Intuition, Confusion, Assessment and Evaluation

There are times in ones life when you need to rely on intuition. Most often than not, the gut feeling (some say which is shaped from previous conscious and sub-conscious experiences) holds good. Combine that with a little logical research and thorough evaluation of the key takeaways of the research, you will most certainly find yourself somewhere closer to the answers you were looking for.

But what if you were not confirming any data? What if you research was more of an experimentation? Which methodology or tool would best serve you, your gut feeling or your unrelenting assessment and evaluation? Well, neither of the above actually, it will have to be your patience to wait and wait for the results to reveal themselves and to keep trying new approaches. Sometimes though, your experimentation leads you to a variety of results, some of these results may not even be any variant of the first proposition you had started with. Well, that's where the confusion or frustration creeps in. Then these new results challenge the very basic premise of your theories. You grudgingly need to revisit all the experiments, all the research information and start from scratch.

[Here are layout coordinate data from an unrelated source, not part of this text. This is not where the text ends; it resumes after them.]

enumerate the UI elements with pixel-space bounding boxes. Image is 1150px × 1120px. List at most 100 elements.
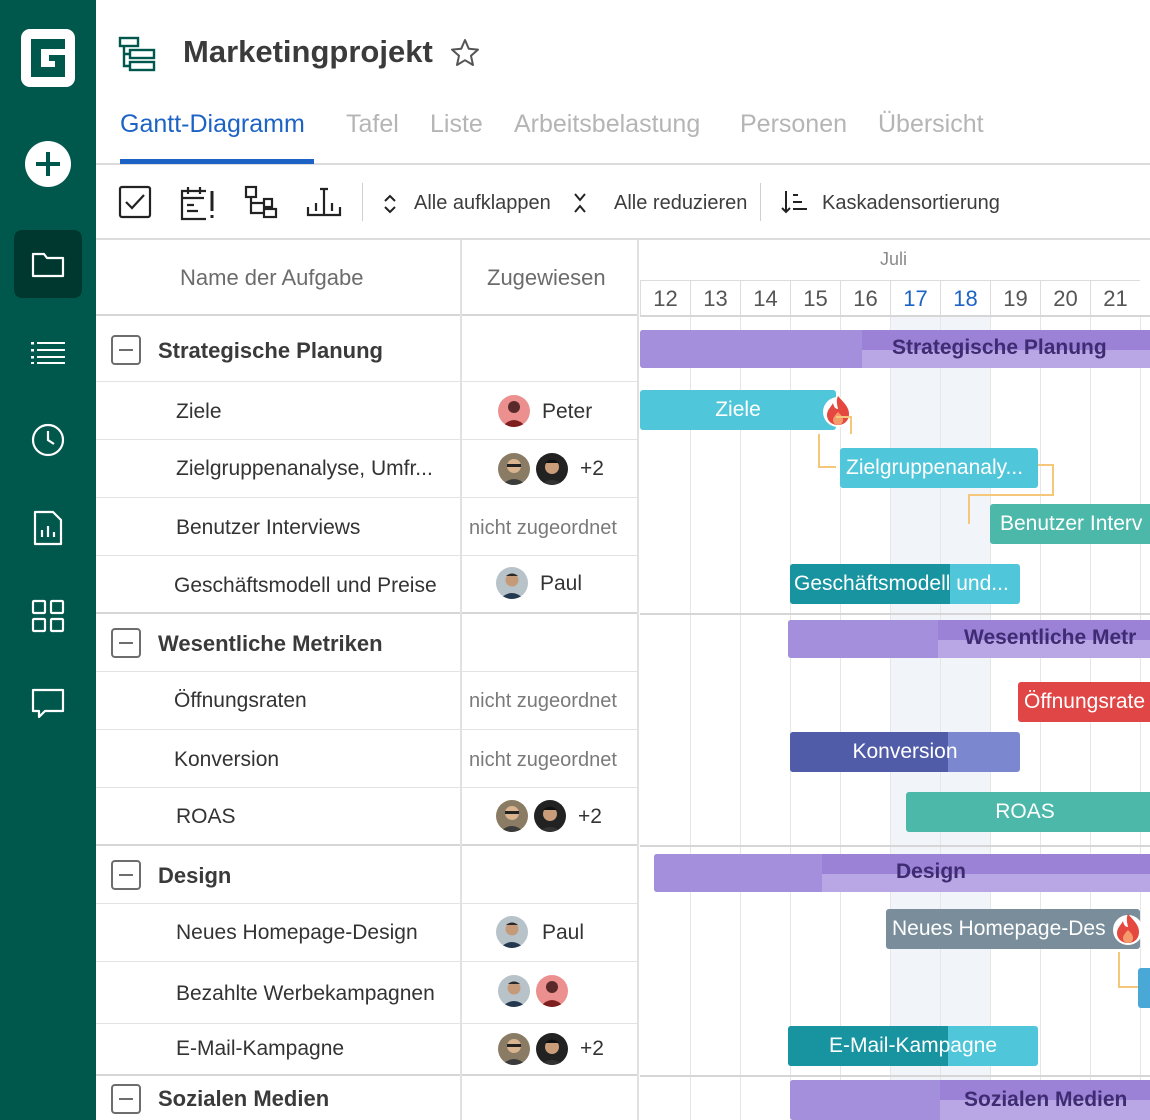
task-name: Zielgruppenanalyse, Umfr...: [176, 457, 433, 480]
task-bar-label: Benutzer Interv: [1000, 512, 1143, 535]
app-logo[interactable]: [21, 29, 75, 87]
dependency-connector: [1038, 464, 1054, 494]
column-separator[interactable]: [637, 240, 639, 1120]
projects-nav[interactable]: [14, 230, 82, 298]
task-row[interactable]: Ziele Peter: [96, 382, 639, 440]
task-bar[interactable]: ROAS: [906, 792, 1150, 832]
day-label: 20: [1040, 280, 1090, 316]
critical-path-icon[interactable]: [306, 185, 342, 219]
tab-overview[interactable]: Übersicht: [878, 110, 984, 139]
assignee-extra-count: +2: [580, 1037, 604, 1060]
task-bar-label: Konversion: [852, 740, 958, 763]
avatar: [498, 453, 530, 485]
chat-icon: [31, 688, 65, 719]
tab-people[interactable]: Personen: [740, 110, 847, 139]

So, the question to ask then is have you failed or may be if you re-approached the problem a different way you'd not have the same results as your premise but a completely brand new discovery! I think we all know that the possibilities of that are very high.

You may find a different novel solution or you will, may be, discover a new problem which may be tad bit more intelligent than the first one. The key though is to continue with the path of intense research, evaluation, re-evaluation and questioning your own beliefs every step of the way for a more accurate solution. It is a difficult proposition, but one which has to be seen through. The hallmark of a good researcher and a sound professional is their ability to not give up, when things aren't quite going as per expectations. They need to be creative and forward thinking with what tools are at their disposal and how best to utilize them. Truth is much of our life is an act of experimentation. The experimentation of forming good habits, the experimentation of letting go of procrastination, the experimentation of letting go of failures and the experimentation of embracing the goodness of things and stuff around us. When life stops being a truth to be experimented, many people truly lose the motivation to live.

I think therefore having the correct tools and utilizing them well, both count, and may be the singular mechanism to reach your goals.

That's that for my Sunday nugget of wisdom. We will catch up for more soon.